Understandably, Baste stays far away from any and all narcotics. Plus, like, his dad has been quoted before saying he’d have no qualms killing any of his children if any of them ever got involved in drugs. So there’s that.
Scare tactics or not, Baste’s down-to-earth, outdoor-loving personality is well known amongst his peers. In fact, the youngest Duterte’s lifestyle has even helped him score a reality show on a major Filipino network (with a bit of government assistance). It’s an eight-part series that’s meant to appeal to the Philippine millennial market and promote a positive, active, and adventurous lifestyle.
And of course, his dad hates him for it. “My youngest son is a jerk,” the always outspoken President Duterte recently said at a government event. Calling Sebastian out for his “lover boy” lifestyle, the president said he never faced any difficulty when dealing with his children, until Baste came along.

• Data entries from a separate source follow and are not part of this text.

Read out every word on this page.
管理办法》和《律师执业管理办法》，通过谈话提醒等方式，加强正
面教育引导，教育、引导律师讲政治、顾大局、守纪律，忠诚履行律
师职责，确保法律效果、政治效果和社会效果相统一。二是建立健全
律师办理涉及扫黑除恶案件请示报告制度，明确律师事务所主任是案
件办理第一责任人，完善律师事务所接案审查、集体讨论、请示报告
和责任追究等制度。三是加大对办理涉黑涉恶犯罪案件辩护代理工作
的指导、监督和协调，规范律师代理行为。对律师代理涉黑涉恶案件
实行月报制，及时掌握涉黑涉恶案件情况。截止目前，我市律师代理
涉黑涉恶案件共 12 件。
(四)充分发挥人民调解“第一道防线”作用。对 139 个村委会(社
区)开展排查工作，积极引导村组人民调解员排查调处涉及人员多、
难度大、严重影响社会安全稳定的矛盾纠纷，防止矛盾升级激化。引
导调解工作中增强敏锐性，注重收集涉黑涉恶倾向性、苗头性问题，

Clearly surfing’s liberal, accepting nature irks the tough-talking, iron-fisted president. What does Sebastian think? “He told me that he feels there is too much politics going on in his family right now,” said Filipino television host Luisita Cruz-Valdes after interviewing Baste on her show. “He’s very charming and down-to-earth. Everyone on set expected him to be quiet. But he turned out to be very candid and refreshing to interview so he caught us by surprise.”
Sebastian apparently isn’t headed in any political direction for the time being. And for good reason. He’d much rather pick up a board and enjoy the plethora of world-class breaks his homeland has to offer than deal with his family’s (really, really controversial) government styles.
Wherever you may land on the Philippine geopolitical spectrum, it’s nice to see that, even in a family as criticised as Duterte’s, surfing can still be an outlet to escape life’s daily nonsenses. While also pissing off people in the best possible way. There’s nothing wrong with celebrating someone who enjoys living a fruitful life, doing what they love. Especially when it’s surfing.